Neste sentido, a Storia della Musica nel Brasile é uma obra que não pode deixar de ser considerada em estudos da imigração, das relações ítalo-brasileiras e de processos sócio-culturais da época em que surgiu. Foi, assim, repetidamente considerada em colóquios e seminários, entre êles no seminário Imigração e Estética, levado a efeito na Universidade de Colonia em cooperação com a A.B.E. em 2006.


In altre parole, Carlos Gomes rimane latino


Em todo um capítulo, o compositor é tratado por um autor que esteve em contato com Carlos Gomes, seguiu a sua trajetório e melhor do que qualquer outro conhecia o meio em que se inscrevia na Itália.


"Noi lo conoscemmo nel pomeriggio della sua gloria, gli fummo seduti accanto assai volte nell'intimità la più propizia per raccogliere ogni cognizione del suo carattere, e de' suoi difetti, i quali non erano, in fondo, di quelli che si annegano nella fiumana del disordine morale, ma bensì nella dolcezza e nel conforto per quanti, negli eventi della carriera artistica, andavano a bussare alla sua porta, che si apriva caritatevole, rimpiangendo di non poter essere utile a tutti i fratelli d'arte, vissuti assieme a lui nella terra ove imparò ad amare e comporre." (op.cit. 383)

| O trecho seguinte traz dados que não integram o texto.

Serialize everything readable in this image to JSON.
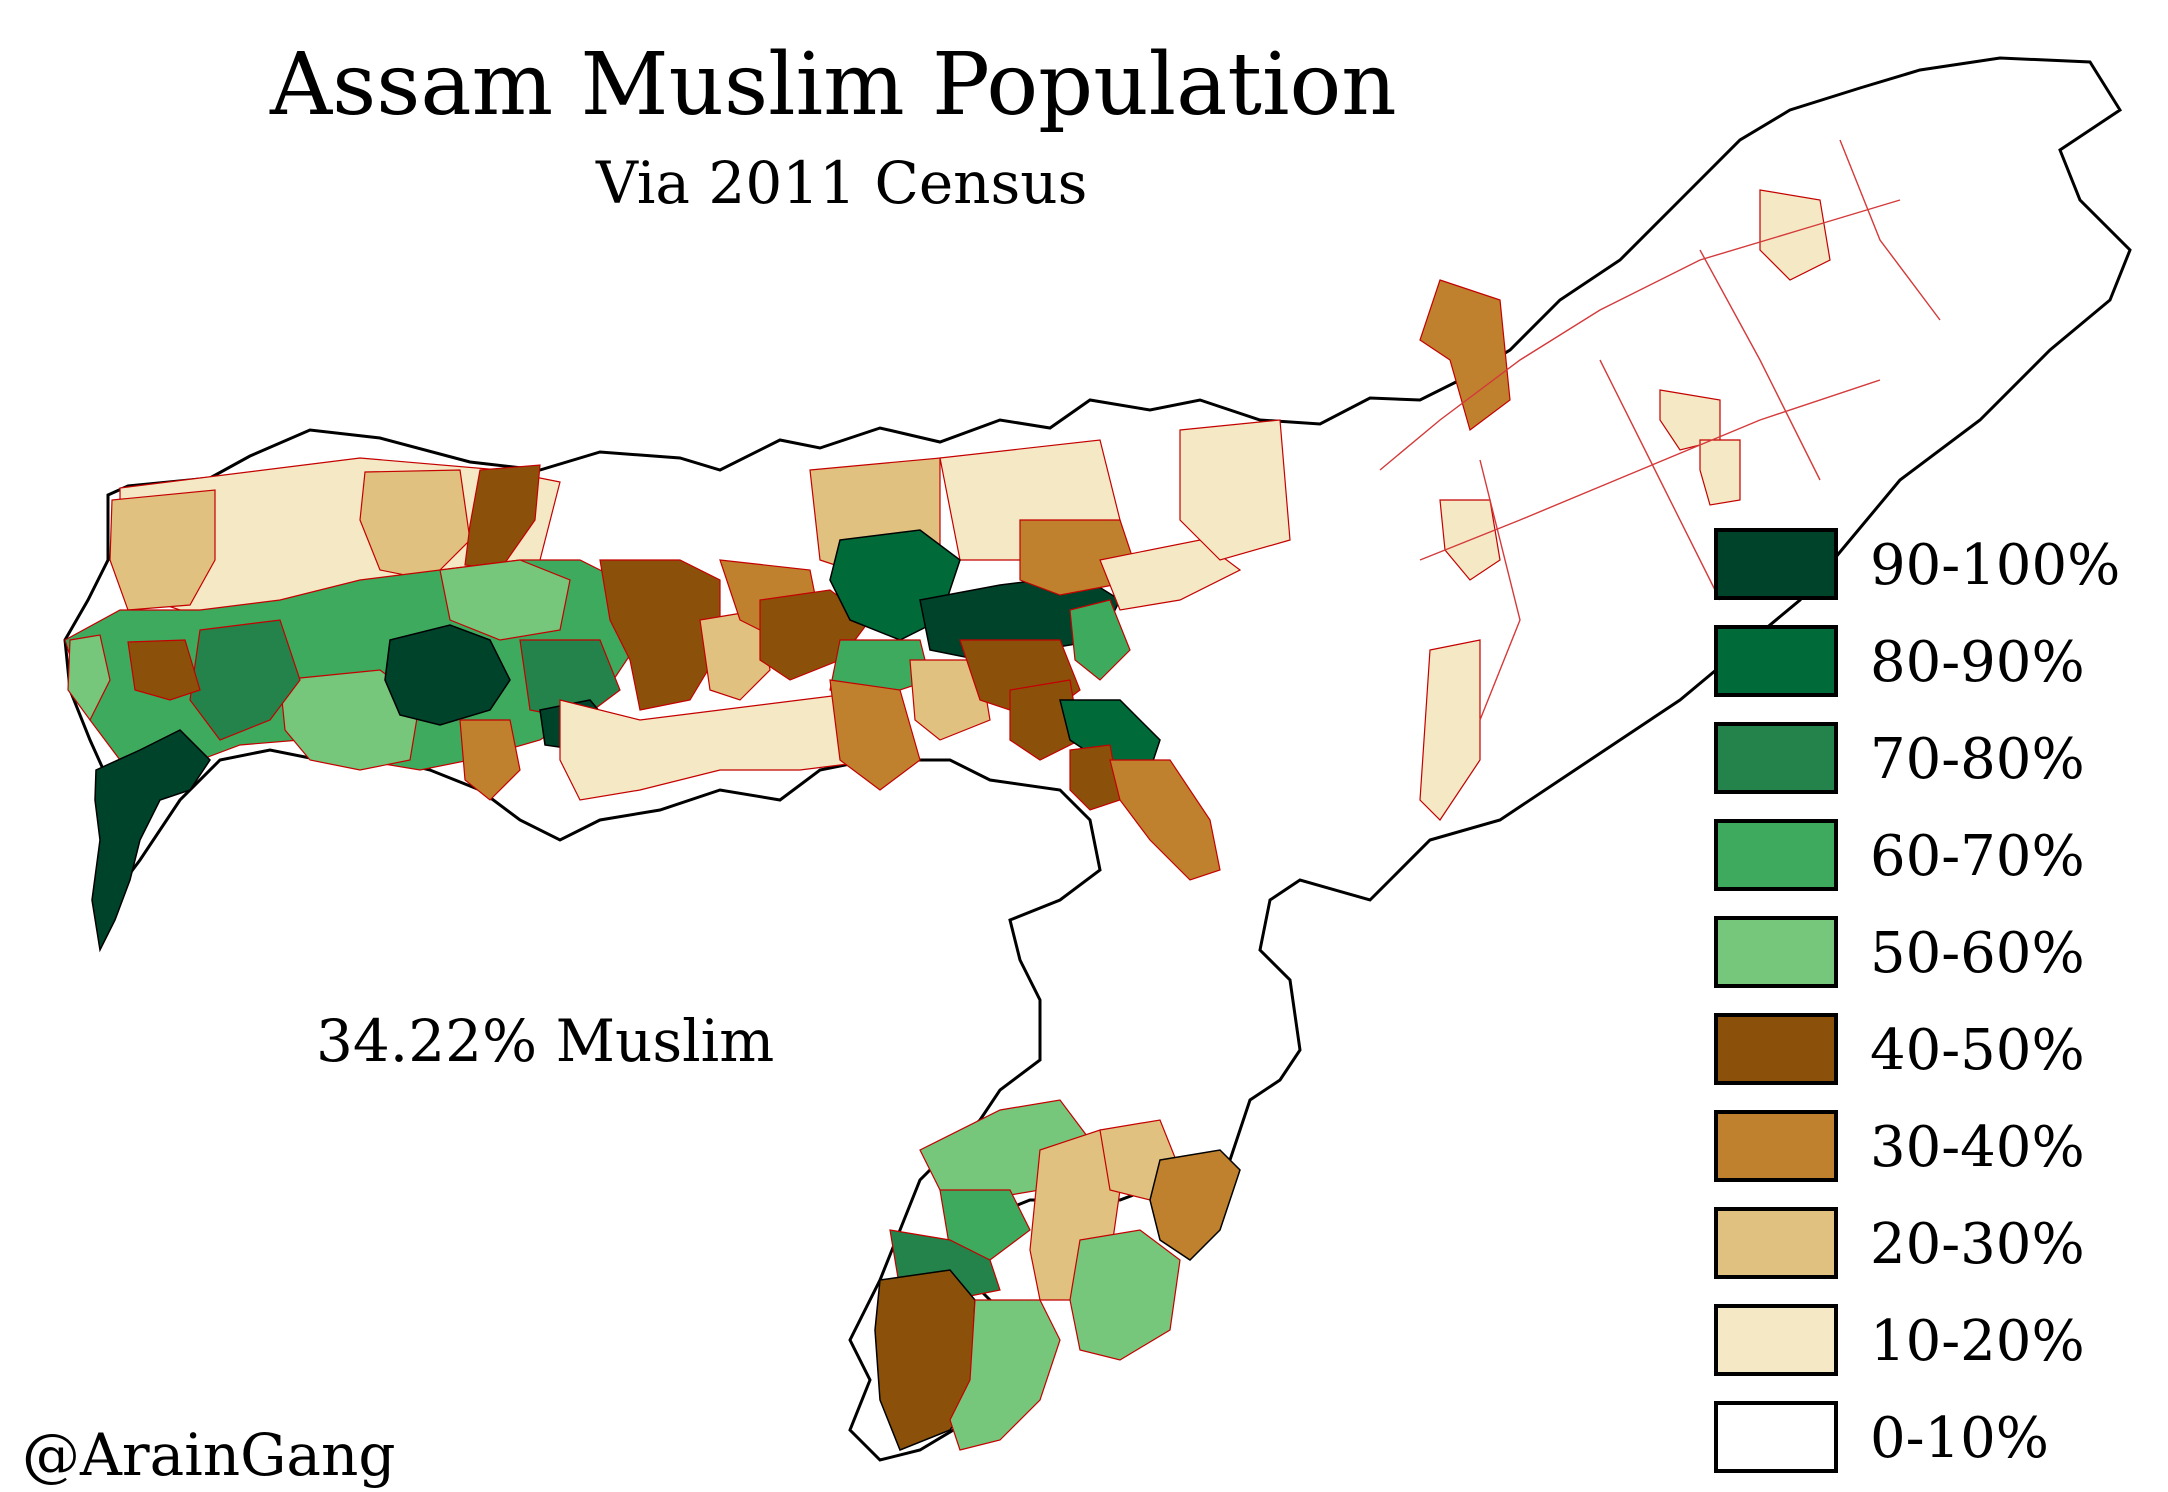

Vincenzo Cernicchiaro inicia o seu capítulo sobre Carlos Gomes com pormenorizadas reflexões de natureza cultural e estética. Pouco lidas por aqueles que procuram na obra apenas dados "objetivos", são justamente essas considerações de Cernicchiaro que assumem maior significado sob uma perspectiva musicológico-cultural. Elas revelam as principais concepções e visões filosófico-culturais e artísticas de desenvolvimentos histórico-musicais a partir de uma posição italiana e ítalo-brasileira.


O autor salienta, de início, que dentre todos os musicisitas que menciona na sua obra, cabia a Carlos Gomes o maior mérito, sendo que o seu nome entrara na História da Música como o maior compositor melodramático que o Brasil até então tivera. Êle era o único artista compositor que podia vangloriar-se de ter pertencido à plêiade magnífica de musicistas célebres do século XIX, cuja obra, nascida sob a influência do movimento romântico, brilharam com grande luz inspiradora em todas as cenas líricas do mundo. 


A seguir, Cernicchiaro trata da predisposição pessoal de Carlos Gomes, expondo concepções filósoficas do ato criador a partir de uma linguagem visual de antiga tradição. Carlos Gomes possuia o dom sagrado da inspirações musicais, filhas legítimas dos ideais que os espíritos modernos da arte dos sons estariam tentando em vão destruir. A estes faltaria o raio divino que fecunda na alma dos verdadeiros gênios a magnificência da natureza, a poesia com o ideal, o sentimento com a inspiração.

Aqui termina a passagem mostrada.